Ed Mulholland / Game Hall

  • Coming soon to Avni Yildirim? I do not know. Maybe a rematch with Anthony Dirrell, who struggled to draw with Kyrone Davis on Saturday? It’s about as high as he can hope for. Yildirim is 29 and he’s the fighter he is, and if what we saw on Saturday were his “transformations” and “improvements” he might want to go back to the old ways. He’s a second or third place super middleweight who had no real deal in the ring with Canelo Alvarez. Look, it wasn’t that it was that unusual as a ranking from a sanctioning body or a binding order, because it really wasn’t. Guys at Yildirim level (21-3, 12 KOs) get high rankings all the time. There are tons of them right now – look at the rankings of any sanctioning body and scratch your head if you want to be sure. But they’re rarely drawn into a fight with a bona fide superstar that everyone is paying attention to, and that’s what happened here. A lot more people have noticed it than usual. I’m not saying it will change anything. Nothing ever really changes in boxing. Sometimes change is lip service, that’s about it.
  • Although Parker’s fight was Junior Fa’s first chance to make a real breakthrough as a pro, he’s 31 and it’s a big setback for any hopes he had to become one of the best. contenders. Fa (19-1, 10 KOs) will have to go back to the drawing board a bit, but in reality it’s a finished product for the most part. A domestic scrap with Hemi Ahio (17-0, 12 KOs) could be interesting and sell some tickets in Auckland. Other than that, there’s a long way to go between the guys he’s beaten, like Devin Vargas and former Dominick Guinn, and the guy he just lost Parker to.

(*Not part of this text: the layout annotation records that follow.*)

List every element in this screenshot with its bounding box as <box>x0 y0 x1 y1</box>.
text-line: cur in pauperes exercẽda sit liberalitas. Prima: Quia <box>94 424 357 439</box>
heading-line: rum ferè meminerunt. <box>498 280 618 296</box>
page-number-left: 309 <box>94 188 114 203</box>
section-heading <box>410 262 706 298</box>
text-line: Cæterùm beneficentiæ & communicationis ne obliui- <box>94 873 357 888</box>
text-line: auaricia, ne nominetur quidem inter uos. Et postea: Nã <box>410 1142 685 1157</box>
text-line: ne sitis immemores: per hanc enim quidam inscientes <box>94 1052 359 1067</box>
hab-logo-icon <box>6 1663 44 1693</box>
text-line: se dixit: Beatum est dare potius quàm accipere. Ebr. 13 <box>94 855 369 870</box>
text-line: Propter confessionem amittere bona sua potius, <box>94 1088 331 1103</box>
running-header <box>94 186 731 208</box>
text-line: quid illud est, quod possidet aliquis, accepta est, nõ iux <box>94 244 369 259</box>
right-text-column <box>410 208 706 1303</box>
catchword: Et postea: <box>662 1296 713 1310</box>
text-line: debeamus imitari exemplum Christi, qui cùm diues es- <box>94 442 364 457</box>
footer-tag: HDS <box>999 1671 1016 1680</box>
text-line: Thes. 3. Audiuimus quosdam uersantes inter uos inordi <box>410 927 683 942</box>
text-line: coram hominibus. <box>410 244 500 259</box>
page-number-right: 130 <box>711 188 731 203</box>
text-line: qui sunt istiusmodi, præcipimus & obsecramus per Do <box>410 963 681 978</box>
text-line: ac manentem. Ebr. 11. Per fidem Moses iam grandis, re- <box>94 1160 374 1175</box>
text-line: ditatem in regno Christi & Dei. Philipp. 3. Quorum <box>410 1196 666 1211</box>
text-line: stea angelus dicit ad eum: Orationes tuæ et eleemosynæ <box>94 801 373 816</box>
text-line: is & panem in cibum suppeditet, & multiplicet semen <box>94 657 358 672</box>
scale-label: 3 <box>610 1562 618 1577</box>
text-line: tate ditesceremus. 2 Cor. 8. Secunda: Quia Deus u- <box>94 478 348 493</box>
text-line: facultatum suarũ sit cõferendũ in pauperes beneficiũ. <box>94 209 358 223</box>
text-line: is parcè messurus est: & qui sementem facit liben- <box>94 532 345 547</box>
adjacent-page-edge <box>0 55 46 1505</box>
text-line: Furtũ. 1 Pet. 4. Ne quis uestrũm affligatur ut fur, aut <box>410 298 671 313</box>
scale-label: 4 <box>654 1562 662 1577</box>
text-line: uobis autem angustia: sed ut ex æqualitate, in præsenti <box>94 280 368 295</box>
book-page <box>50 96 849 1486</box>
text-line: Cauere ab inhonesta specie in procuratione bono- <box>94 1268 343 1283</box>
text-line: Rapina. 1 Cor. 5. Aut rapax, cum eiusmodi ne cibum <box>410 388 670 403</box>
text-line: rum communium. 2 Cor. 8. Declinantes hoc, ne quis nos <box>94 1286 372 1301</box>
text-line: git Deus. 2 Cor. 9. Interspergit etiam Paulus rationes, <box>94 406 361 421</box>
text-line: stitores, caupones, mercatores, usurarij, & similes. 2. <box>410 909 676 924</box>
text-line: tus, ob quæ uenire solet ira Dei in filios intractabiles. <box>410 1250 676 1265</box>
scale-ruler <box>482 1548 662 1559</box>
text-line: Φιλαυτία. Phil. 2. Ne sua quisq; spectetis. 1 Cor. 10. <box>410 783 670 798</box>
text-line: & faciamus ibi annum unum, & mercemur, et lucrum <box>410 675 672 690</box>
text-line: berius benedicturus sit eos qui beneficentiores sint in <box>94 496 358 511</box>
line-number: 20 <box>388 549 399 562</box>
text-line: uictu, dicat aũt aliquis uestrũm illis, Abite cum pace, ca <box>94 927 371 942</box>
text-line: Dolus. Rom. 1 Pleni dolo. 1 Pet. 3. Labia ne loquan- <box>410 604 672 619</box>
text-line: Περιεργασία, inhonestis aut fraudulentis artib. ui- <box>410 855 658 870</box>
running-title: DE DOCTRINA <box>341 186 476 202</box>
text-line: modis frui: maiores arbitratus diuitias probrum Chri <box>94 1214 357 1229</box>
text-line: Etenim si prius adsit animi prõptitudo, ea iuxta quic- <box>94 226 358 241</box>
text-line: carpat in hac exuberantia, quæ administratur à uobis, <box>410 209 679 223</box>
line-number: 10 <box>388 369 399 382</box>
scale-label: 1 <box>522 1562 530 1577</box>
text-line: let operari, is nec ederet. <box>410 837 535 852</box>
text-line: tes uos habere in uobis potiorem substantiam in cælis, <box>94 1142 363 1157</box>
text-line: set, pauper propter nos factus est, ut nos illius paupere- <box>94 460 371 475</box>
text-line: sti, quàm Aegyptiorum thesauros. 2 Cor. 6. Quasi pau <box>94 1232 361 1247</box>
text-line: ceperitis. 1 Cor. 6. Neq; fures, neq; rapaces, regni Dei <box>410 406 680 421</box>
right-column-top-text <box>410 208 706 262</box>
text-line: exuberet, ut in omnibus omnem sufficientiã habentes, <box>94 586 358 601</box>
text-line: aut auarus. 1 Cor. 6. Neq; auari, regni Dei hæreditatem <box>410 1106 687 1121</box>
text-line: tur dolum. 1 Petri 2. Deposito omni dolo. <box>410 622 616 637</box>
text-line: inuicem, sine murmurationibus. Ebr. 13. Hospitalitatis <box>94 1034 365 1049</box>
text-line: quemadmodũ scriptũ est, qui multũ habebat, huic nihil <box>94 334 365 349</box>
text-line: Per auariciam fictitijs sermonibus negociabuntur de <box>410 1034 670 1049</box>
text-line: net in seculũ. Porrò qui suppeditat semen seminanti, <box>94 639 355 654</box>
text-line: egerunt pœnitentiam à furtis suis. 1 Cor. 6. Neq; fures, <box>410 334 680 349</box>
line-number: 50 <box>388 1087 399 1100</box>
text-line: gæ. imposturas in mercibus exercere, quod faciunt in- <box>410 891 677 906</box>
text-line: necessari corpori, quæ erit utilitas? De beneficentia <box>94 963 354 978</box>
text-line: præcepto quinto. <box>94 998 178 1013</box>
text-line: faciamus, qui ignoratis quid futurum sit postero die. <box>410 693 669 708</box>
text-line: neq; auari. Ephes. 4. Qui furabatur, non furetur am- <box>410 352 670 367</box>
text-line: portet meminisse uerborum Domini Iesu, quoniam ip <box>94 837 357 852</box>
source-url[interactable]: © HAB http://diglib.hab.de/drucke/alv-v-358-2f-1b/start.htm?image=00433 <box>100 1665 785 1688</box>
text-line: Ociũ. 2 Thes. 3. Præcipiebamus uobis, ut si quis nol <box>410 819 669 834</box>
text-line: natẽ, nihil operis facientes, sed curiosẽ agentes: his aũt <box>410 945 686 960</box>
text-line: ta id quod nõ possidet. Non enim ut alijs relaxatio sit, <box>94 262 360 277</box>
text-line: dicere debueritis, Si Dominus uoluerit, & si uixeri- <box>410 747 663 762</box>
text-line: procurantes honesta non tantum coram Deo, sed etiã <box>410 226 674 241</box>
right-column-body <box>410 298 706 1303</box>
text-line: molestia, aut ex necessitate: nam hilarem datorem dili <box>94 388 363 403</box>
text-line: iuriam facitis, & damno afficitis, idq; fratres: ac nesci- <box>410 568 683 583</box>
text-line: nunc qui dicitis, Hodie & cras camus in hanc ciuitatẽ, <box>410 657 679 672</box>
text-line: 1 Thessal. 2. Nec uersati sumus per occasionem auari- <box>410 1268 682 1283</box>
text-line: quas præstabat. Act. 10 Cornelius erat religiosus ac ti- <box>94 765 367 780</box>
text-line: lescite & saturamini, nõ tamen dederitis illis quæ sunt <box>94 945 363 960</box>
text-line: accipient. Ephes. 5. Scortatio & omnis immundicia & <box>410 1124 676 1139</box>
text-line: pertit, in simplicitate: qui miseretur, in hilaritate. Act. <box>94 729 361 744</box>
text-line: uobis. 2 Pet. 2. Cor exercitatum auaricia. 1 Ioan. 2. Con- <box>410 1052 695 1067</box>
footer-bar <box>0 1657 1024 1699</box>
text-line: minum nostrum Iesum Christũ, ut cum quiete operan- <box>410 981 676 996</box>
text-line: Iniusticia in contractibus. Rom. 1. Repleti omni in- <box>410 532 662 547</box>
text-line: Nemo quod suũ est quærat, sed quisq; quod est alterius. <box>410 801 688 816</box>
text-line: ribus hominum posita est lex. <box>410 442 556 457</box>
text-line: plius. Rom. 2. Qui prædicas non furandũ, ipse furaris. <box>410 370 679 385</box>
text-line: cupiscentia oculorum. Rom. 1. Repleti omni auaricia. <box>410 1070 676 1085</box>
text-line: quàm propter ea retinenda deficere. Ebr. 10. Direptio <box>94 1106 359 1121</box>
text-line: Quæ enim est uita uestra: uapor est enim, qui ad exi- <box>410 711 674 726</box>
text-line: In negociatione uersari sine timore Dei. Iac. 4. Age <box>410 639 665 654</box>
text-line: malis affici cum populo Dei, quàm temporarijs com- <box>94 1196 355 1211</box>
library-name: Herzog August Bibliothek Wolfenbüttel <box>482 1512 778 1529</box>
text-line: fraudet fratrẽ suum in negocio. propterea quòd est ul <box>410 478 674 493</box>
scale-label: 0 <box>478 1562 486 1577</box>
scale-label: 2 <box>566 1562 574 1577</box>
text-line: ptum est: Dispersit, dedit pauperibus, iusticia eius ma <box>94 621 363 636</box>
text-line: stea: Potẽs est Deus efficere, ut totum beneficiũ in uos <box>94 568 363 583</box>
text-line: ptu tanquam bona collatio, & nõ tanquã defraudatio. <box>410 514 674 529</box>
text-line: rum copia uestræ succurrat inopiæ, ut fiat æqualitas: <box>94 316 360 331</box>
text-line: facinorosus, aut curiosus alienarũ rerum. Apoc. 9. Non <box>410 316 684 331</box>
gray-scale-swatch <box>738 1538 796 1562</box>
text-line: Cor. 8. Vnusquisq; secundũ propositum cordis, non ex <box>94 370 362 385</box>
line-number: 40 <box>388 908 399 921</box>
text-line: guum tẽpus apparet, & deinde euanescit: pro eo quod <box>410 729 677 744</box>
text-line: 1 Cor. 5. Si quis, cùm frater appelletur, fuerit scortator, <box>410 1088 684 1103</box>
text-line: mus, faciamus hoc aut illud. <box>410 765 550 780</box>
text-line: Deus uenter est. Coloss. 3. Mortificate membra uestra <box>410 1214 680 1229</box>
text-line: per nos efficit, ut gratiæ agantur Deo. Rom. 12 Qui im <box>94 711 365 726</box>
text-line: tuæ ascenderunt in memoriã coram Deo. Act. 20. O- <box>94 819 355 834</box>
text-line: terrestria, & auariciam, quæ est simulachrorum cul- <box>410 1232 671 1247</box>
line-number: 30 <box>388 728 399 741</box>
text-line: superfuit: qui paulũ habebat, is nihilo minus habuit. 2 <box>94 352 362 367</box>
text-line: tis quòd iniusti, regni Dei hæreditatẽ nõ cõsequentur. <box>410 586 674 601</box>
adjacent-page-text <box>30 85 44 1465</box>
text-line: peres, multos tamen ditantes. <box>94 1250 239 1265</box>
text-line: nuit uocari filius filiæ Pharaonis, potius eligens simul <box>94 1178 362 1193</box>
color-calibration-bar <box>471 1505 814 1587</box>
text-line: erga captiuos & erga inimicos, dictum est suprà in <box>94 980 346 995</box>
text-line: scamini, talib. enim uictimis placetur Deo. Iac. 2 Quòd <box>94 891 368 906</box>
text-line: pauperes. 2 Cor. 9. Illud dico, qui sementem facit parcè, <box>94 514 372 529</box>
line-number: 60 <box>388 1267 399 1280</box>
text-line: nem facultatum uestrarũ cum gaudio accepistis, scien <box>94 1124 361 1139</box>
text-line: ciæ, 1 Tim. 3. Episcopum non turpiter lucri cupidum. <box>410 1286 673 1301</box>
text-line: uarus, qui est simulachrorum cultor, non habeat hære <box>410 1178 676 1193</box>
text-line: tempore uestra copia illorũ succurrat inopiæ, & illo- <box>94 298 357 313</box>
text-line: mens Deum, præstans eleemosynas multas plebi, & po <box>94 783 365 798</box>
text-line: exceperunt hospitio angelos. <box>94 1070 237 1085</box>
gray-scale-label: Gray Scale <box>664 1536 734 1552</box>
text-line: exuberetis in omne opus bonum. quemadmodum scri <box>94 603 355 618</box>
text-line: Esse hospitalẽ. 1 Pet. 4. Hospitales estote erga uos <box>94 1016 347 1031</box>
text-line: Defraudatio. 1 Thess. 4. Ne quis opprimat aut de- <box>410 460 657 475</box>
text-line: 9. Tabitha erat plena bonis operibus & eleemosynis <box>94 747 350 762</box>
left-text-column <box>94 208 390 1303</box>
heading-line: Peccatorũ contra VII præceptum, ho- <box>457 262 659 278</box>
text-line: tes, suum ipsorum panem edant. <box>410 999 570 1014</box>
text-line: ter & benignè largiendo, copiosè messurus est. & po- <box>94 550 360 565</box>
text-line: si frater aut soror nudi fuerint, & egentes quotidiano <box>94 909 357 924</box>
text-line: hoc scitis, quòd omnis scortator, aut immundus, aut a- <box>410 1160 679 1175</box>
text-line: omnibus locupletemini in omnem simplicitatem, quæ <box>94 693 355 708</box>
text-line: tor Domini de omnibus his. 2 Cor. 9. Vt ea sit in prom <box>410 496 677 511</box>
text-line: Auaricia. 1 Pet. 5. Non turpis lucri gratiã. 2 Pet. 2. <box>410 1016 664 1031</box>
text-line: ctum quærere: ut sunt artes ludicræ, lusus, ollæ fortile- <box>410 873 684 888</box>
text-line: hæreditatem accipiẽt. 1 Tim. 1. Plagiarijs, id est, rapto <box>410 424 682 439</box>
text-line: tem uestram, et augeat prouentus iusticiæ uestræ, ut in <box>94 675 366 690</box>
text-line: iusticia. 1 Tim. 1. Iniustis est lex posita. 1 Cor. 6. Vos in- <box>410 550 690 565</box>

  • McWilliams Arroyo will have the obvious target of Julio Cesar Martinez, who withdrew from their fight on Thursday. Arroyo (21-4, 16 KOs) was able to advance and fight off the enemy on very short notice Abraham Rodriguez, and he beat a stopping win for the provisional WBC flyweight title. Martinez still has the real one, and that’s what Arroyo wants next. I would expect this to happen.
  • There is a clear reason why Zhilei Zhang (22-0-1, 17 KOs), 37, has never been taken very seriously as a pro by boxing fans despite being huge, d ‘have some skills and have won a silver medal in 2008. Olympics. Jerry Forrest exposed Zhang’s relatively low ceiling, coming off the canvas three times and forcing a draw when Zhang gassed after the third round. Forrest (26-4-1, 20 KOs) is kind of a solid heavyweight porter, can be a problem for prospects and even vets who need a test. He is tough and has skills; he’s someone where I think if he’d gotten the prospect treatment of going pro he might have been in a world title fight by now. Zhang could face Forrest, but will he want it, and will Matchroom want something to do with it? There is always money to Zhang hosting Anthony Joshua or someone in China.